Explicit calculations in an infinitesimal singular block of $SL_N$

TL;DR

This paper performs explicit calculations in a specific singular block of the algebraic group SL_{n+1} over a field of characteristic p, determining Loewy series and extensions in the category of G_1T-modules.

Contribution

It provides the first detailed calculations of Loewy series and extensions in the lift of an infinitesimal singular block of SL_N to G_1T-modules, including explicit projective module structures for large p.

Findings

Complete Loewy series for baby Verma modules

All extension groups between irreducible modules determined

Loewy series for indecomposable projective modules computed for large p

Abstract

Let $G= SL_{n+1}$ be defined over an algebraically closed field of characteristic $p > 2$. For each $n \geq 1$ there exists a singular block in the category of $G_1$-modules which contains precisely $n+1$ irreducible modules.

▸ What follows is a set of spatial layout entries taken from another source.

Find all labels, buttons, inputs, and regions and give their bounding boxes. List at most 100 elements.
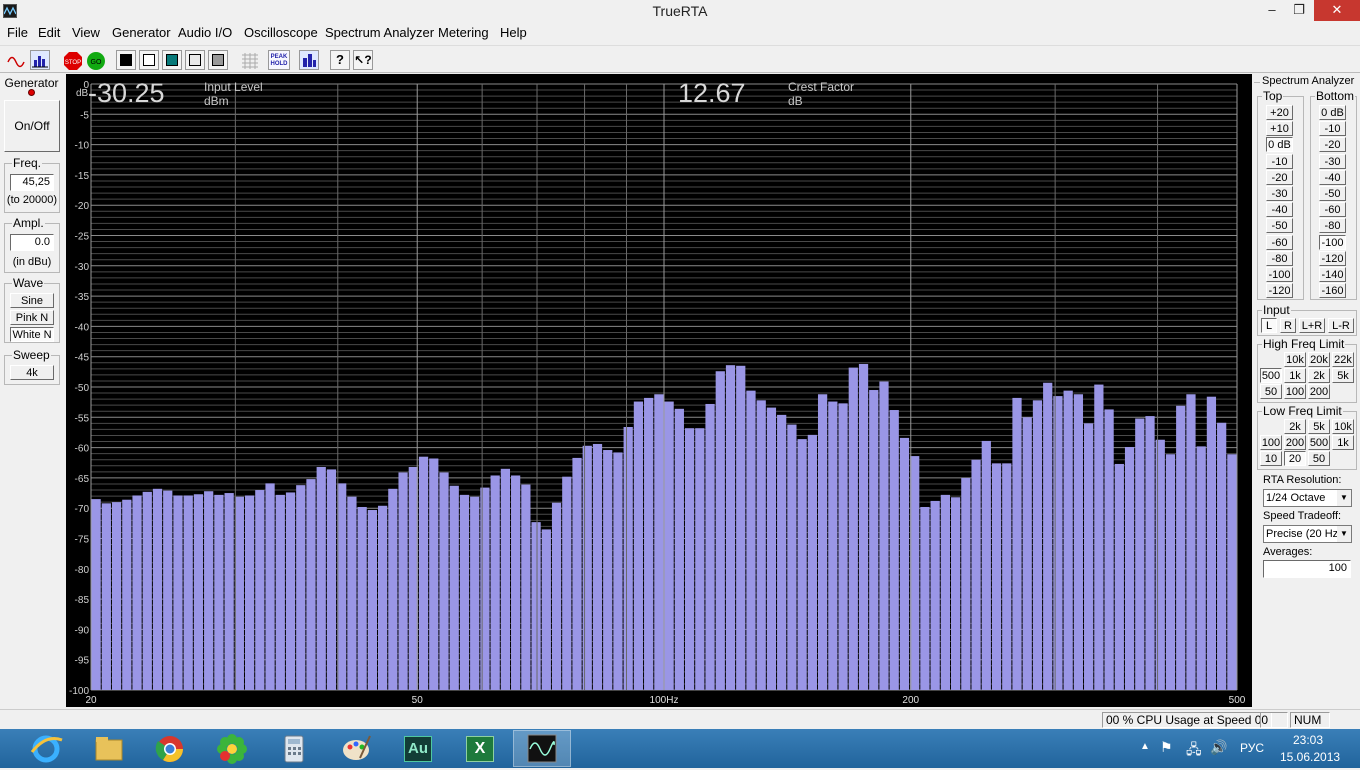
calculator-icon[interactable] xyxy=(265,730,323,767)
freq-input[interactable]: 45,25 xyxy=(10,174,54,191)
truerta-icon[interactable] xyxy=(513,730,571,767)
low-freq-button[interactable]: 500 xyxy=(1308,435,1330,450)
top-level-button[interactable]: -10 xyxy=(1266,153,1293,169)
menu-oscilloscope[interactable]: Oscilloscope xyxy=(244,25,318,40)
ampl-input[interactable]: 0.0 xyxy=(10,234,54,251)
spectrum-icon[interactable] xyxy=(30,50,50,70)
low-freq-button[interactable]: 2k xyxy=(1284,419,1306,434)
top-level-button[interactable]: -80 xyxy=(1266,250,1293,266)
go-icon[interactable]: GO xyxy=(85,50,105,70)
generator-onoff-button[interactable]: On/Off xyxy=(4,100,60,152)
audition-icon[interactable]: Au xyxy=(389,730,447,767)
bottom-level-button[interactable]: -50 xyxy=(1319,186,1346,201)
menu-audio-io[interactable]: Audio I/O xyxy=(178,25,232,40)
black-bg-icon[interactable] xyxy=(116,50,136,70)
excel-icon[interactable]: X xyxy=(451,730,509,767)
bottom-level-button[interactable]: -160 xyxy=(1319,283,1346,299)
low-freq-button[interactable]: 1k xyxy=(1332,435,1354,450)
low-freq-button[interactable]: 100 xyxy=(1260,435,1282,450)
clock-time[interactable]: 23:03 xyxy=(1293,733,1323,747)
averages-input[interactable]: 100 xyxy=(1263,560,1351,578)
bottom-level-button[interactable]: -40 xyxy=(1319,169,1346,185)
bottom-level-button[interactable]: -20 xyxy=(1319,137,1346,153)
top-level-button[interactable]: -20 xyxy=(1266,169,1293,185)
bottom-level-button[interactable]: -60 xyxy=(1319,202,1346,218)
menu-metering[interactable]: Metering xyxy=(438,25,489,40)
menu-help[interactable]: Help xyxy=(500,25,527,40)
spectrum-plot[interactable]: 0 -5 -10 -15 -20 -25 -30 -35 -40 -45 -50 -55 -60 -65-… xyxy=(66,74,1252,707)
high-freq-button[interactable]: 22k xyxy=(1332,352,1354,367)
ie-icon[interactable] xyxy=(17,730,75,767)
low-freq-button[interactable]: 50 xyxy=(1308,451,1330,466)
close-button[interactable]: ✕ xyxy=(1314,0,1360,21)
minimize-button[interactable]: – xyxy=(1258,0,1286,21)
rta-resolution-select[interactable]: 1/24 Octave ▼ xyxy=(1263,489,1352,507)
high-freq-button[interactable]: 5k xyxy=(1332,368,1354,383)
high-freq-button[interactable]: 2k xyxy=(1308,368,1330,383)
menu-generator[interactable]: Generator xyxy=(112,25,171,40)
top-level-button[interactable]: 0 dB xyxy=(1266,137,1293,153)
low-freq-button[interactable]: 20 xyxy=(1284,451,1306,466)
peak-hold-icon[interactable]: PEAK HOLD xyxy=(268,50,290,70)
icq-icon[interactable] xyxy=(203,730,261,767)
top-level-button[interactable]: +10 xyxy=(1266,121,1293,137)
bottom-level-button[interactable]: -10 xyxy=(1319,121,1346,137)
input-l-minus-r-button[interactable]: L-R xyxy=(1328,318,1354,333)
top-level-button[interactable]: -120 xyxy=(1266,283,1293,299)
top-level-button[interactable]: -50 xyxy=(1266,218,1293,234)
context-help-icon[interactable]: ↖? xyxy=(353,50,373,70)
chrome-icon[interactable] xyxy=(141,730,199,767)
high-freq-button[interactable]: 1k xyxy=(1284,368,1306,383)
clock-date[interactable]: 15.06.2013 xyxy=(1280,750,1340,764)
top-level-button[interactable]: -30 xyxy=(1266,186,1293,201)
low-freq-button[interactable]: 5k xyxy=(1308,419,1330,434)
language-indicator[interactable]: РУС xyxy=(1240,741,1264,755)
bottom-level-button[interactable]: 0 dB xyxy=(1319,105,1346,120)
input-lr-button[interactable]: L+R xyxy=(1299,318,1325,333)
bar-mode-icon[interactable] xyxy=(299,50,319,70)
bottom-level-button[interactable]: -140 xyxy=(1319,267,1346,282)
menu-spectrum-analyzer[interactable]: Spectrum Analyzer xyxy=(325,25,434,40)
paint-icon[interactable] xyxy=(327,730,385,767)
sine-wave-icon[interactable] xyxy=(6,50,26,70)
wave-sine-button[interactable]: Sine xyxy=(10,293,54,308)
grid-icon[interactable] xyxy=(239,50,259,70)
menu-view[interactable]: View xyxy=(72,25,100,40)
tray-expand-icon[interactable]: ▲ xyxy=(1140,741,1150,752)
menu-edit[interactable]: Edit xyxy=(38,25,60,40)
sweep-button[interactable]: 4k xyxy=(10,365,54,380)
network-icon[interactable]: 🖧 xyxy=(1186,739,1202,763)
top-level-button[interactable]: +20 xyxy=(1266,105,1293,120)
action-center-icon[interactable]: ⚑ xyxy=(1160,739,1173,756)
restore-button[interactable]: ❐ xyxy=(1286,0,1312,21)
help-icon[interactable]: ? xyxy=(330,50,350,70)
input-l-button[interactable]: L xyxy=(1261,318,1277,333)
high-freq-button[interactable]: 10k xyxy=(1284,352,1306,367)
high-freq-button[interactable]: 100 xyxy=(1284,384,1306,399)
low-freq-button[interactable]: 10k xyxy=(1332,419,1354,434)
white-bg-icon[interactable] xyxy=(139,50,159,70)
high-freq-button[interactable]: 200 xyxy=(1308,384,1330,399)
volume-icon[interactable]: 🔊 xyxy=(1210,739,1227,756)
low-freq-button[interactable]: 10 xyxy=(1260,451,1282,466)
menu-file[interactable]: File xyxy=(7,25,28,40)
light-gray-icon[interactable] xyxy=(185,50,205,70)
top-level-button[interactable]: -60 xyxy=(1266,234,1293,250)
teal-bg-icon[interactable] xyxy=(162,50,182,70)
high-freq-button[interactable]: 500 xyxy=(1260,368,1282,383)
bottom-level-button[interactable]: -100 xyxy=(1319,234,1346,250)
speed-tradeoff-select[interactable]: Precise (20 Hz ▼ xyxy=(1263,525,1352,543)
top-level-button[interactable]: -100 xyxy=(1266,267,1293,282)
gray-icon[interactable] xyxy=(208,50,228,70)
low-freq-button[interactable]: 200 xyxy=(1284,435,1306,450)
stop-icon[interactable]: STOP xyxy=(62,50,82,70)
high-freq-button[interactable]: 20k xyxy=(1308,352,1330,367)
explorer-icon[interactable] xyxy=(79,730,137,767)
bottom-level-button[interactable]: -120 xyxy=(1319,250,1346,266)
wave-white-noise-button[interactable]: White N xyxy=(10,327,54,342)
bottom-level-button[interactable]: -80 xyxy=(1319,218,1346,234)
input-r-button[interactable]: R xyxy=(1280,318,1296,333)
high-freq-button[interactable]: 50 xyxy=(1260,384,1282,399)
bottom-level-button[interactable]: -30 xyxy=(1319,153,1346,169)
wave-pink-noise-button[interactable]: Pink N xyxy=(10,310,54,325)
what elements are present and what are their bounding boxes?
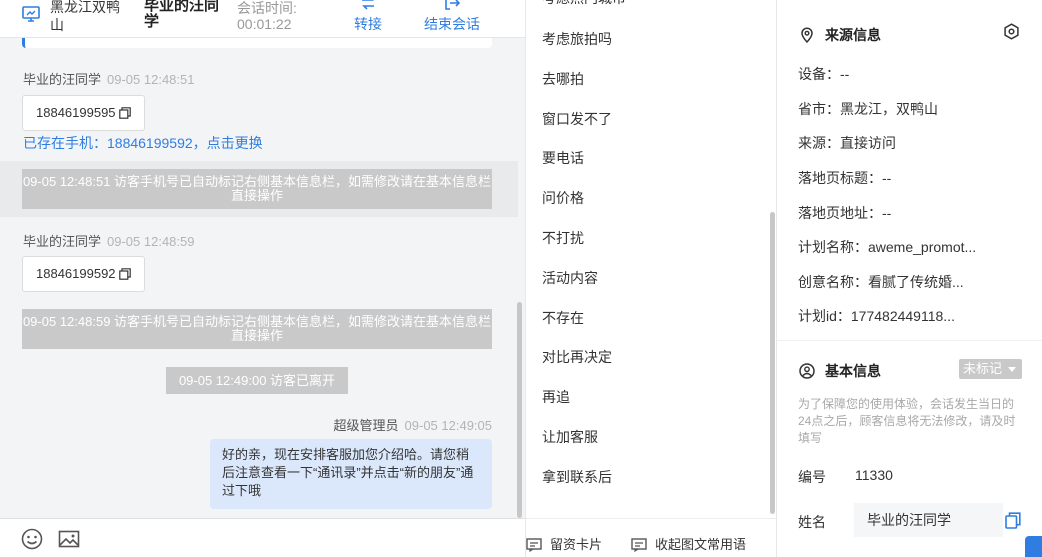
message-sender: 毕业的汪同学 09-05 12:48:51	[23, 69, 194, 88]
agent-message-bubble: 好的亲，现在安排客服加您介绍哈。请您稍后注意查看一下“通讯录”并点击“新的朋友”…	[210, 439, 492, 509]
change-phone-link[interactable]: 已存在手机：18846199592，点击更换	[23, 133, 263, 153]
quick-reply-item[interactable]: 对比再决定	[542, 347, 612, 367]
quick-reply-item[interactable]: 拿到联系后	[542, 467, 612, 487]
quick-reply-footer: 留资卡片 收起图文常用语	[526, 518, 776, 557]
info-landing-title: 落地页标题：--	[798, 170, 892, 186]
basic-info-label: 基本信息	[825, 363, 881, 379]
info-device: 设备：--	[798, 66, 850, 82]
visitor-name: 毕业的汪同学	[144, 0, 220, 30]
user-circle-icon	[799, 363, 815, 379]
floating-action-button[interactable]	[1025, 536, 1042, 557]
exit-icon	[445, 0, 460, 10]
info-landing-url: 落地页地址：--	[798, 205, 892, 221]
phone-card[interactable]: 18846199595	[22, 95, 145, 131]
copy-icon[interactable]	[119, 107, 131, 119]
image-icon[interactable]	[58, 528, 80, 550]
number-value: 11330	[855, 467, 893, 483]
quick-reply-panel: 考虑热门城市 考虑旅拍吗 去哪拍 窗口发不了 要电话 问价格 不打扰 活动内容 …	[525, 0, 777, 557]
transfer-label: 转接	[354, 16, 382, 32]
info-province-city: 省市：黑龙江，双鸭山	[798, 101, 938, 117]
message-time: 09-05 12:48:59	[107, 234, 195, 249]
previous-message-edge	[22, 38, 492, 48]
end-session-label: 结束会话	[424, 16, 480, 32]
message-sender: 毕业的汪同学 09-05 12:48:59	[23, 231, 194, 250]
basic-info-title: 基本信息	[799, 361, 881, 381]
collapse-phrases-label: 收起图文常用语	[655, 537, 747, 552]
chat-scrollbar[interactable]	[517, 302, 522, 518]
quick-reply-item[interactable]: 考虑热门城市	[542, 0, 626, 8]
lead-card-label: 留资卡片	[550, 537, 603, 552]
quick-reply-item[interactable]: 让加客服	[542, 427, 598, 447]
session-time: 00:01:22	[237, 16, 292, 32]
caret-down-icon	[1008, 367, 1016, 372]
section-divider	[777, 340, 1042, 341]
quick-reply-item[interactable]: 不存在	[542, 308, 584, 328]
visitor-location: 黑龙江双鸭山	[50, 0, 120, 33]
message-icon	[631, 538, 647, 552]
collapse-phrases-button[interactable]: 收起图文常用语	[631, 534, 746, 553]
phone-number: 18846199595	[36, 105, 116, 120]
info-panel: 来源信息 设备：-- 省市：黑龙江，双鸭山 来源：直接访问 落地页标题：-- 落…	[777, 0, 1042, 557]
transfer-button[interactable]: 转接	[354, 0, 382, 34]
agent-name: 超级管理员	[333, 418, 399, 433]
source-info-title: 来源信息	[799, 25, 881, 45]
quick-reply-scrollbar[interactable]	[770, 212, 775, 514]
name-field[interactable]: 毕业的汪同学	[854, 503, 1003, 537]
sender-name: 毕业的汪同学	[23, 234, 102, 249]
copy-icon[interactable]	[119, 268, 131, 280]
agent-sender: 超级管理员 09-05 12:49:05	[334, 415, 492, 434]
card-icon	[526, 538, 542, 552]
system-message: 09-05 12:48:59 访客手机号已自动标记右侧基本信息栏，如需修改请在基…	[22, 309, 492, 349]
edit-notice: 为了保障您的使用体验，会话发生当日的24点之后，顾客信息将无法修改，请及时填写	[798, 397, 1016, 445]
quick-reply-item[interactable]: 要电话	[542, 148, 584, 168]
end-session-button[interactable]: 结束会话	[424, 0, 480, 34]
transfer-icon	[362, 0, 374, 10]
phone-number: 18846199592	[36, 266, 116, 281]
copy-icon[interactable]	[1005, 512, 1021, 529]
message-time: 09-05 12:48:51	[107, 72, 195, 87]
name-label: 姓名	[798, 514, 826, 530]
quick-reply-item[interactable]: 去哪拍	[542, 69, 584, 89]
info-plan-id: 计划id：177482449118...	[798, 308, 955, 324]
quick-reply-item[interactable]: 再追	[542, 387, 570, 407]
quick-reply-item[interactable]: 窗口发不了	[542, 109, 612, 129]
quick-reply-item[interactable]: 活动内容	[542, 268, 598, 288]
info-source: 来源：直接访问	[798, 135, 896, 151]
chat-header: 黑龙江双鸭山 毕业的汪同学 会话时间: 00:01:22 转接 结束会话	[0, 0, 525, 38]
quick-reply-item[interactable]: 问价格	[542, 188, 584, 208]
sender-name: 毕业的汪同学	[23, 72, 102, 87]
chat-panel: 黑龙江双鸭山 毕业的汪同学 会话时间: 00:01:22 转接 结束会话 毕业的…	[0, 0, 525, 557]
location-pin-icon	[801, 27, 813, 43]
chat-toolbar	[0, 518, 525, 557]
lead-card-button[interactable]: 留资卡片	[526, 534, 602, 553]
system-message: 09-05 12:48:51 访客手机号已自动标记右侧基本信息栏，如需修改请在基…	[22, 169, 492, 209]
tag-dropdown[interactable]: 未标记	[959, 359, 1022, 379]
info-plan-name: 计划名称：aweme_promot...	[798, 239, 977, 255]
settings-hex-icon[interactable]	[1003, 23, 1020, 40]
tag-value: 未标记	[963, 361, 1003, 376]
number-label: 编号	[798, 469, 826, 485]
quick-reply-item[interactable]: 不打扰	[542, 228, 584, 248]
info-creative-name: 创意名称：看腻了传统婚...	[798, 274, 964, 290]
source-info-label: 来源信息	[825, 27, 881, 43]
monitor-icon	[22, 6, 40, 22]
agent-time: 09-05 12:49:05	[404, 418, 492, 433]
quick-reply-item[interactable]: 考虑旅拍吗	[542, 29, 612, 49]
visitor-left-notice: 09-05 12:49:00 访客已离开	[166, 367, 348, 394]
emoji-icon[interactable]	[21, 528, 43, 550]
phone-card[interactable]: 18846199592	[22, 256, 145, 292]
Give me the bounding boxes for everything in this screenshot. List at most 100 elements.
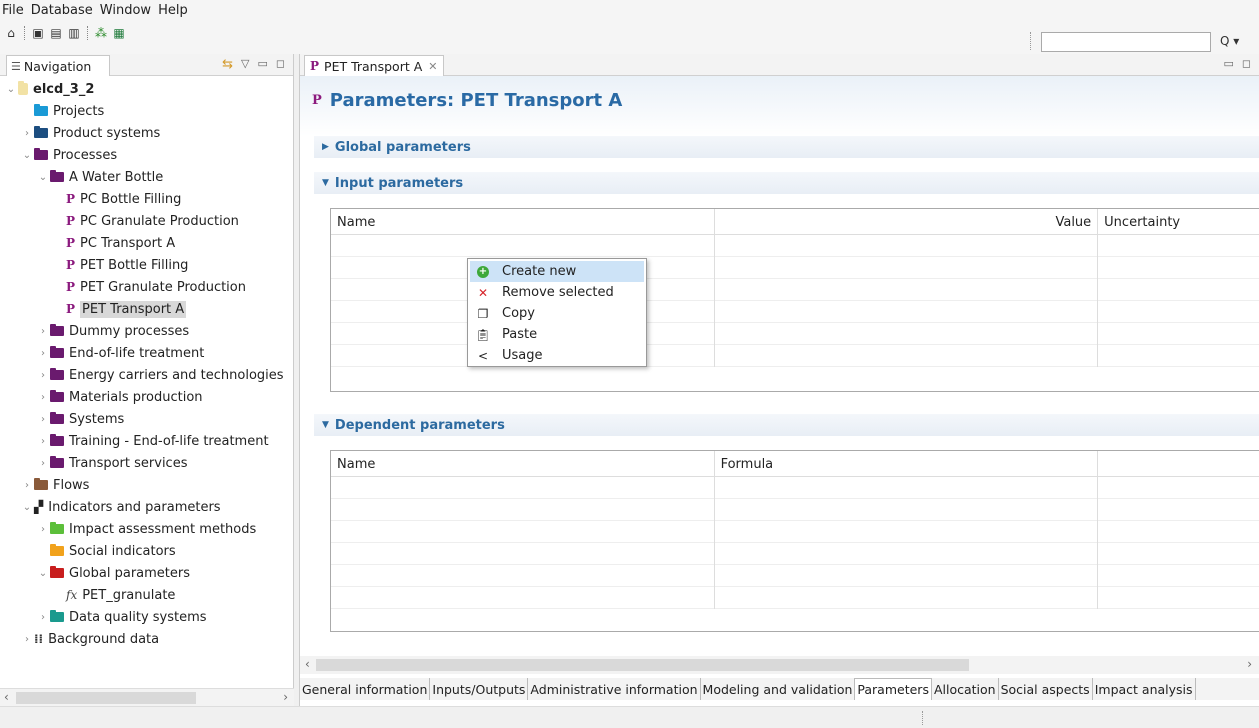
- page-tab-allocation[interactable]: Allocation: [932, 678, 999, 700]
- tree-item[interactable]: › Systems: [0, 408, 293, 430]
- editor-tab[interactable]: P PET Transport A ✕: [304, 55, 444, 76]
- save-icon[interactable]: ▣: [31, 26, 45, 40]
- column-uncertainty[interactable]: Uncertainty: [1098, 209, 1259, 235]
- table-cell[interactable]: [331, 543, 715, 565]
- column-name[interactable]: Name: [331, 209, 715, 235]
- tree-item[interactable]: P PC Granulate Production: [0, 210, 293, 232]
- chevron-down-icon[interactable]: ⌄: [36, 172, 50, 183]
- search-input[interactable]: [1041, 32, 1211, 52]
- page-tab-social-aspects[interactable]: Social aspects: [999, 678, 1093, 700]
- navigation-tab[interactable]: ☰ Navigation: [6, 55, 110, 76]
- chevron-right-icon[interactable]: ›: [36, 414, 50, 425]
- tree-item[interactable]: ⌄ ▞ Indicators and parameters: [0, 496, 293, 518]
- chevron-right-icon[interactable]: ›: [36, 524, 50, 535]
- table-row[interactable]: [331, 543, 1259, 565]
- column-value[interactable]: Value: [715, 209, 1099, 235]
- scroll-left-icon[interactable]: ‹: [305, 657, 310, 671]
- tree-item[interactable]: fx PET_granulate: [0, 584, 293, 606]
- tree-item[interactable]: ⌄ Global parameters: [0, 562, 293, 584]
- scrollbar-thumb[interactable]: [16, 692, 196, 704]
- chevron-down-icon[interactable]: ⌄: [4, 84, 18, 95]
- table-cell[interactable]: [1098, 345, 1259, 367]
- chevron-right-icon[interactable]: ›: [20, 128, 34, 139]
- table-row[interactable]: [331, 521, 1259, 543]
- table-cell[interactable]: [1098, 257, 1259, 279]
- chevron-right-icon[interactable]: ›: [20, 634, 34, 645]
- menu-item-paste[interactable]: 📋︎ Paste: [470, 324, 644, 345]
- minimize-icon[interactable]: ▭: [1223, 57, 1233, 70]
- menu-window[interactable]: Window: [100, 3, 151, 18]
- chevron-right-icon[interactable]: ›: [20, 480, 34, 491]
- excel-icon[interactable]: ▦: [112, 26, 126, 40]
- tree-item[interactable]: ⌄ elcd_3_2: [0, 78, 293, 100]
- search-button[interactable]: Q ▾: [1220, 34, 1239, 48]
- scroll-left-icon[interactable]: ‹: [4, 690, 9, 704]
- chevron-down-icon[interactable]: ⌄: [20, 502, 34, 513]
- table-cell[interactable]: [1098, 565, 1259, 587]
- chevron-right-icon[interactable]: ›: [36, 436, 50, 447]
- table-cell[interactable]: [331, 499, 715, 521]
- tree-item[interactable]: › Training - End-of-life treatment: [0, 430, 293, 452]
- tree-item[interactable]: › Dummy processes: [0, 320, 293, 342]
- table-cell[interactable]: [715, 499, 1099, 521]
- link-editor-icon[interactable]: ⇆: [222, 57, 233, 72]
- tree-item[interactable]: › Flows: [0, 474, 293, 496]
- chevron-right-icon[interactable]: ›: [36, 392, 50, 403]
- page-tab-administrative-information[interactable]: Administrative information: [528, 678, 701, 700]
- tree-item[interactable]: › Product systems: [0, 122, 293, 144]
- section-input-parameters[interactable]: ▼ Input parameters: [314, 172, 1259, 194]
- minimize-icon[interactable]: ▭: [257, 57, 267, 72]
- table-cell[interactable]: [331, 565, 715, 587]
- tree-item[interactable]: › Impact assessment methods: [0, 518, 293, 540]
- table-row[interactable]: [331, 499, 1259, 521]
- tree-item[interactable]: › ⁞⁞ Background data: [0, 628, 293, 650]
- table-cell[interactable]: [331, 477, 715, 499]
- menu-database[interactable]: Database: [31, 3, 93, 18]
- tree-item[interactable]: P PET Granulate Production: [0, 276, 293, 298]
- tree-item[interactable]: ⌄ Processes: [0, 144, 293, 166]
- editor-horizontal-scrollbar[interactable]: ‹ ›: [300, 656, 1259, 674]
- table-cell[interactable]: [1098, 477, 1259, 499]
- section-global-parameters[interactable]: ▶ Global parameters: [314, 136, 1259, 158]
- section-dependent-parameters[interactable]: ▼ Dependent parameters: [314, 414, 1259, 436]
- save-as-icon[interactable]: ▤: [49, 26, 63, 40]
- chevron-down-icon[interactable]: ⌄: [20, 150, 34, 161]
- table-cell[interactable]: [715, 543, 1099, 565]
- menu-item-create-new[interactable]: + Create new: [470, 261, 644, 282]
- table-cell[interactable]: [1098, 235, 1259, 257]
- tree-item[interactable]: Social indicators: [0, 540, 293, 562]
- close-icon[interactable]: ✕: [428, 60, 437, 73]
- tree-item[interactable]: › Materials production: [0, 386, 293, 408]
- menu-item-usage[interactable]: < Usage: [470, 345, 644, 366]
- table-cell[interactable]: [715, 279, 1099, 301]
- page-tab-modeling-and-validation[interactable]: Modeling and validation: [701, 678, 856, 700]
- tree-item[interactable]: P PC Bottle Filling: [0, 188, 293, 210]
- tree-item[interactable]: › Transport services: [0, 452, 293, 474]
- table-cell[interactable]: [1098, 499, 1259, 521]
- chevron-right-icon[interactable]: ›: [36, 370, 50, 381]
- table-cell[interactable]: [1098, 301, 1259, 323]
- menu-file[interactable]: File: [2, 3, 24, 18]
- table-cell[interactable]: [1098, 521, 1259, 543]
- table-cell[interactable]: [715, 301, 1099, 323]
- table-row[interactable]: [331, 565, 1259, 587]
- table-cell[interactable]: [1098, 587, 1259, 609]
- table-cell[interactable]: [715, 521, 1099, 543]
- tree-item[interactable]: P PC Transport A: [0, 232, 293, 254]
- tree-item[interactable]: P PET Bottle Filling: [0, 254, 293, 276]
- table-cell[interactable]: [331, 235, 715, 257]
- page-tab-general-information[interactable]: General information: [300, 678, 431, 700]
- column-empty[interactable]: [1098, 451, 1259, 477]
- column-formula[interactable]: Formula: [715, 451, 1099, 477]
- table-cell[interactable]: [331, 587, 715, 609]
- table-cell[interactable]: [1098, 543, 1259, 565]
- menu-help[interactable]: Help: [158, 3, 188, 18]
- tree-item[interactable]: Projects: [0, 100, 293, 122]
- table-cell[interactable]: [1098, 279, 1259, 301]
- table-row[interactable]: [331, 235, 1259, 257]
- chevron-down-icon[interactable]: ⌄: [36, 568, 50, 579]
- home-icon[interactable]: ⌂: [4, 26, 18, 40]
- dependent-parameters-table[interactable]: Name Formula: [330, 450, 1259, 632]
- tree-item[interactable]: › End-of-life treatment: [0, 342, 293, 364]
- menu-item-copy[interactable]: ❐ Copy: [470, 303, 644, 324]
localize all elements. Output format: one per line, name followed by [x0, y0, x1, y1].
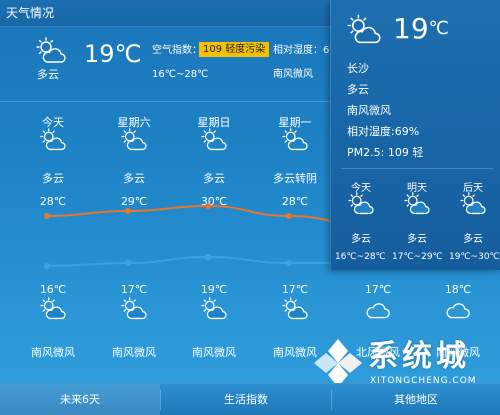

We are interested in the lift of this block to the category of $G_1T$-modules. Imposing only mild assumptions on $p$, we will perform a number of calculations in this setting, including a complete determination of the Loewy series for the baby Verma modules and all possible extensions between the irreducible modules. In the case where $p$ is extremely large, we will also explicitly compute the Loewy series for the indecomposable projective modules.